Several prominent fashion companies are taking a positive step toward environmental conservation and protection of human rights.

US-based apparel behemoth Ralph Lauren and L Brands, parent company of lingerie specialist Victoria's Secret, have pledged recently to trace the sources of wood pulp used in their releases to avoid procuring from regions that contribute to rainforest destruction or violate the rights of indigenous people. This comes as rising cotton prices are pushing up demand for wood-based alternatives such as rayon, modal and viscose.

The companies are the latest additions to the growing number of fashion brands supporting Rainforest Action Network's (RAN) "Out of Fashion" campaign. The organization helped develop sourcing policies Ralph Lauren and L Brands. The endeavor requires companies to investigate their supply networks and cease working with sources from the most destructive regions by the end of the year.

Fashion brands H&M, Zara, ASOS, Levi Strauss & Co. and UK-based designer Stella McCartney have adopted similar policies. Last year, Stella McCartney partnered with Canada-based international environmental nonprofit group Canopy to encourage clothing companies to stop sourcing fabrics produced from ancient and endangered forests.
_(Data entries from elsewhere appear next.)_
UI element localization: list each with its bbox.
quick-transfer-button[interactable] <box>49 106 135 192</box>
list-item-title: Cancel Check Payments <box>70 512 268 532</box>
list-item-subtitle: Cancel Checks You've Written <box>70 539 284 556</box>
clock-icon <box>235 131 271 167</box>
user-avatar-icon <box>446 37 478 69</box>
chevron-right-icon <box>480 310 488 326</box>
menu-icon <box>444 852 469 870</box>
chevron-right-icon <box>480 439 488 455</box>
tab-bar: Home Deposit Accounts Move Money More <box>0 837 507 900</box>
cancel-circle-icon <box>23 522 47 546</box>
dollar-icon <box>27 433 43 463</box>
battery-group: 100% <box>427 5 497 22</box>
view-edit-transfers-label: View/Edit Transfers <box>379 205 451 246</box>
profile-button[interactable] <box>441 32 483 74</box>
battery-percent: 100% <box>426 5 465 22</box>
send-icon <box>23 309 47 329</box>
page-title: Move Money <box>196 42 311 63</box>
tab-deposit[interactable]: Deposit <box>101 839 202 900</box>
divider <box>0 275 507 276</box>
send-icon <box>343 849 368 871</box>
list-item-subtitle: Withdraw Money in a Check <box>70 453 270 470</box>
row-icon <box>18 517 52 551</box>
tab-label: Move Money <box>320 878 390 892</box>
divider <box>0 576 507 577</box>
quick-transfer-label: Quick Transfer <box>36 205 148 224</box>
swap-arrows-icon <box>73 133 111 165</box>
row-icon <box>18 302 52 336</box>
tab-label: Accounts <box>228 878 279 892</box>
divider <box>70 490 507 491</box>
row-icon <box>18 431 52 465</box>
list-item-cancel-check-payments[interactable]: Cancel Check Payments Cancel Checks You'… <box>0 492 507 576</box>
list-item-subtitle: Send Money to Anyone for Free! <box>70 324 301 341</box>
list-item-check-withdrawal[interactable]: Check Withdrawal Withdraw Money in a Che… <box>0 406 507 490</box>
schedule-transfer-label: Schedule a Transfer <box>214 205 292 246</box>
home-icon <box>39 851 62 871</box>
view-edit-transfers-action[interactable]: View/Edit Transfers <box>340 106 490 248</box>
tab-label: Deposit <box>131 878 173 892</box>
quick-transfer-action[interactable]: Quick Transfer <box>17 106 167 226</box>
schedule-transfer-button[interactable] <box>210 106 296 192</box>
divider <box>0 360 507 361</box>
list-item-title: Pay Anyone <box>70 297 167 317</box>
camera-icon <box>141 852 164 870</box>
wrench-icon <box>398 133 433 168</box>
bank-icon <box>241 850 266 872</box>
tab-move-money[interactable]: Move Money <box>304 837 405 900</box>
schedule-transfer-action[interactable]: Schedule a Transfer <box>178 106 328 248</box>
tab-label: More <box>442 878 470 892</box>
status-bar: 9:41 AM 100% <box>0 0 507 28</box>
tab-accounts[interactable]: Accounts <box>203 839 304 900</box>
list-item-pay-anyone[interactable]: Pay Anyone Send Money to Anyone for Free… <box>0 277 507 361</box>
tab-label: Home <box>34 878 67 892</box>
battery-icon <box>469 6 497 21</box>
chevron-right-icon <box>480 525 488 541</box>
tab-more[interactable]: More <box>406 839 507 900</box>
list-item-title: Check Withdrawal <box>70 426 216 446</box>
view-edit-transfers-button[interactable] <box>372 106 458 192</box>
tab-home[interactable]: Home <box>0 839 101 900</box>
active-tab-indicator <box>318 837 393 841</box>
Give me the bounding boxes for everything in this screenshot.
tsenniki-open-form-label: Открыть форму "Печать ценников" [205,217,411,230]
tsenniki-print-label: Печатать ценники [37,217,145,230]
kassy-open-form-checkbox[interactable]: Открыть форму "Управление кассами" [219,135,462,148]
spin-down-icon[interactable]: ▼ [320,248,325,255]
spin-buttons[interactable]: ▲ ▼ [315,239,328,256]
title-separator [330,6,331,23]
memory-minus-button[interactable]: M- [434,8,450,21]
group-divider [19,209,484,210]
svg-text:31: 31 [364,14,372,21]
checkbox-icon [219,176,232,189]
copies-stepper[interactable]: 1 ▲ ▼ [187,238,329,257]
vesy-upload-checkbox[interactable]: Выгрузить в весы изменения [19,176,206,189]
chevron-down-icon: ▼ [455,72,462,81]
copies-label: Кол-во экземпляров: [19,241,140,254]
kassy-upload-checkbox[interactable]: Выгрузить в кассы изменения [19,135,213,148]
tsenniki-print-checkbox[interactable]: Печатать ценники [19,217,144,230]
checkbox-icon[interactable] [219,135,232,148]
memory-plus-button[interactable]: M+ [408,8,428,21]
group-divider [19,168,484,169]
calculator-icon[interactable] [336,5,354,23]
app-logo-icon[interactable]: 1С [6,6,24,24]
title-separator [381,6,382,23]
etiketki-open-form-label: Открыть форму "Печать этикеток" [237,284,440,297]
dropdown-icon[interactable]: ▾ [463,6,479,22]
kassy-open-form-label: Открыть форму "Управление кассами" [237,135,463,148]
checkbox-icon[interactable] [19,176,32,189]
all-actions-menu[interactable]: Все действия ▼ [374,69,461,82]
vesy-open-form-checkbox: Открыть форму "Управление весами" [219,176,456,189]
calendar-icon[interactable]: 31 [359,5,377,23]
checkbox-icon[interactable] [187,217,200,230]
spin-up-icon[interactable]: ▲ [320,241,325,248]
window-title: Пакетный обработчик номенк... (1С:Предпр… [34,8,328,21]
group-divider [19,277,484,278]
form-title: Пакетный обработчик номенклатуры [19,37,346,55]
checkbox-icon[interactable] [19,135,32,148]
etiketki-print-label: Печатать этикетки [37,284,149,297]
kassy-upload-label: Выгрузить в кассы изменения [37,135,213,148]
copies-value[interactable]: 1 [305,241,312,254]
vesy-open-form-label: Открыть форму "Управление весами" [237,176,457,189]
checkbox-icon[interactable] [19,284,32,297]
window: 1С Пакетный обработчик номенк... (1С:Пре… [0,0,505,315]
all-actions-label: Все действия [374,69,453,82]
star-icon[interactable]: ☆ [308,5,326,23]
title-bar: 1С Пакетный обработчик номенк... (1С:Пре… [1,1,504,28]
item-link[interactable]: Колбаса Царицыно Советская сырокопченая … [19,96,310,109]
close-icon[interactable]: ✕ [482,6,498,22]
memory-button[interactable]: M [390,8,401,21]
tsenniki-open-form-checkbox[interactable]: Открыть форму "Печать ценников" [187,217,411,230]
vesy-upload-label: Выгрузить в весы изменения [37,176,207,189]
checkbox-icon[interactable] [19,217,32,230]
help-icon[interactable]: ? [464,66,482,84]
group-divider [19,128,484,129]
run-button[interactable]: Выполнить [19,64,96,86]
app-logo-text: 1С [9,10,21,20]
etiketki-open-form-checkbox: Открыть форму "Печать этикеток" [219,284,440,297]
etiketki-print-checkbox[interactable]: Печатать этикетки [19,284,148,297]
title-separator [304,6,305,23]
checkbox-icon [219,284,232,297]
According to RAN, wood pulp production can involve clearing forests to build eucalyptus plantations and taking land traditionally used by indigenous communities. The issue is particularly a threat in Indonesia, a major producer of wood pulp and the world's largest producer of palm oil. Online forest monitoring website Global Forest Watch estimates that the Southeast Asia nation lost up to 18.5 million hectares of forest cover from 2001 to 2014.